In the existing investigation, administration of CP showed increased concentration of the inflammatory cytokines activity in renal tissues. CP administration significantly increased levels of TNF-α, IL-6, NF-kB, IL-1β, and COX-2 which ultimately showed acute inflammatory responses (Rehman et al., 2014). It is documented that natural compounds have ability to degrade I‐κB which is the inhibitor of NF‐κB ultimately reduce oxidative stress owing to its antioxidative activity (Salmas et al., 2017). Treatment of CP + tamarixetin remarkably decrease the concentration of above-mentioned markers. These results validated the anti-inflammatory role of TM as previously investigated during in-vitro and in-vivo analysis by Kaleemann et al. (2011).
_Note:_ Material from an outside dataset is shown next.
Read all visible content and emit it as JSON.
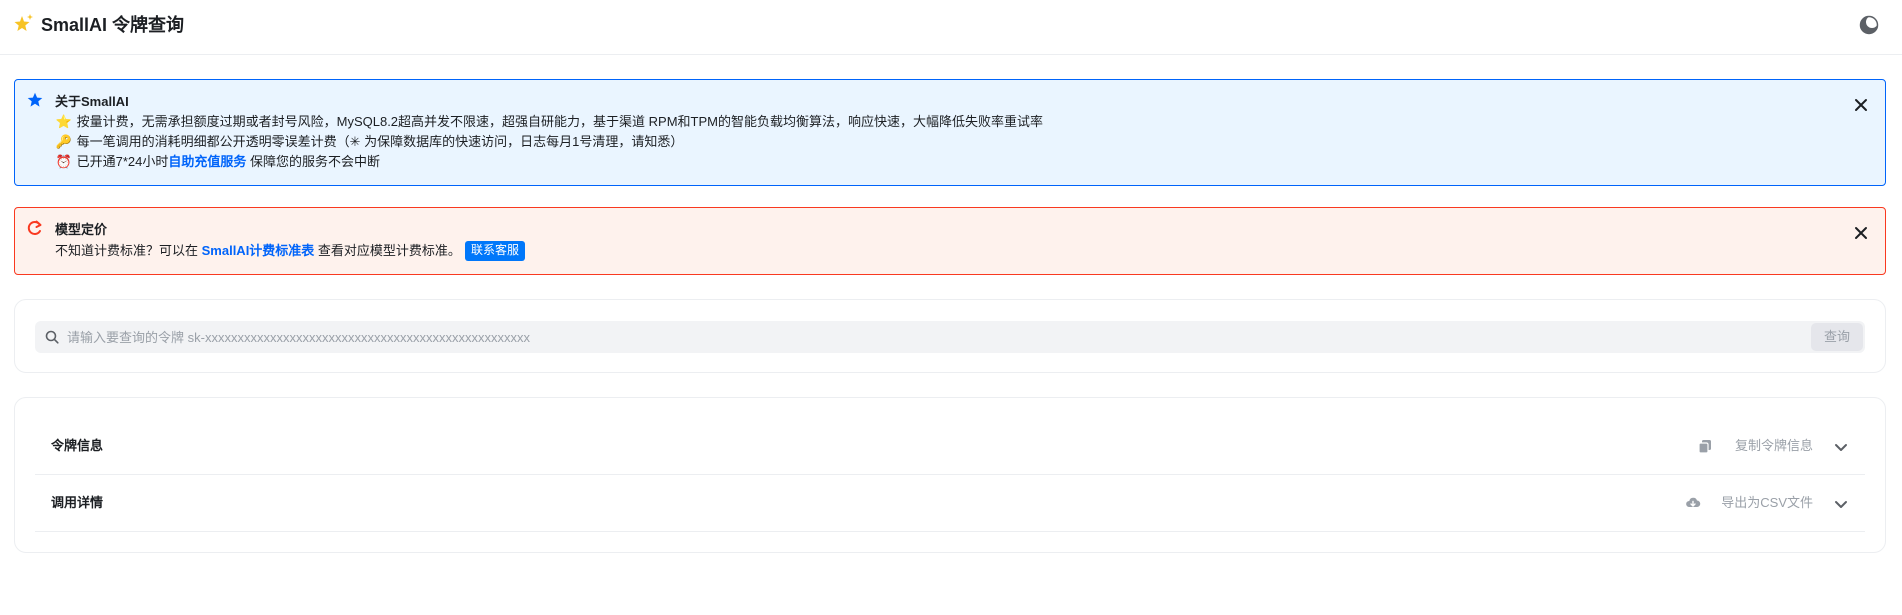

According to histopathological evaluations, the control and TM (only) treated group showed normal histology of renal tissues while CP treated group showed, tubular dilatation, inflammation of epithelial cells, peritubular infiltration, and tubular necrosis. Acute kidney injury prompted by CP has remarkable inflammatory influence on renal tissues, proximal tubular damages, oxidative stress, and vascular injuries (Ozkok and Edelstein, 2014). However, in the co-treated group, tamarixetin prevented all the aforementioned renal damages.
5 Conclusion
The current investigation demonstrated that tamarixetin have ability to protect the kidneys against CP-induced damages. These findings demonstrated that tamarixetin showed protective effect against oxidative stress and apoptosis, which are the two pivotal contributors in CP-induced kidney injury. The disruption in the degree of antioxidants, renal damage biomarkers, apoptotic markers and inflammatory cytokines as well as histopathological impairments was successfully prevented by tamarixetin administration. Therefore, reno-protective capability of tamarixetin could be attributed to its anti-oxidant as well as anti-apoptotic potential.
Acknowledgement
This work was funded by Researchers Supporting Project number (RSP2023R414), King Saud University, Riyadh, Saudi Arabia.
Declaration of Competing Interest
The authors declare that they have no known competing financial interests or personal relationships that could have appeared to influence the work reported in this paper.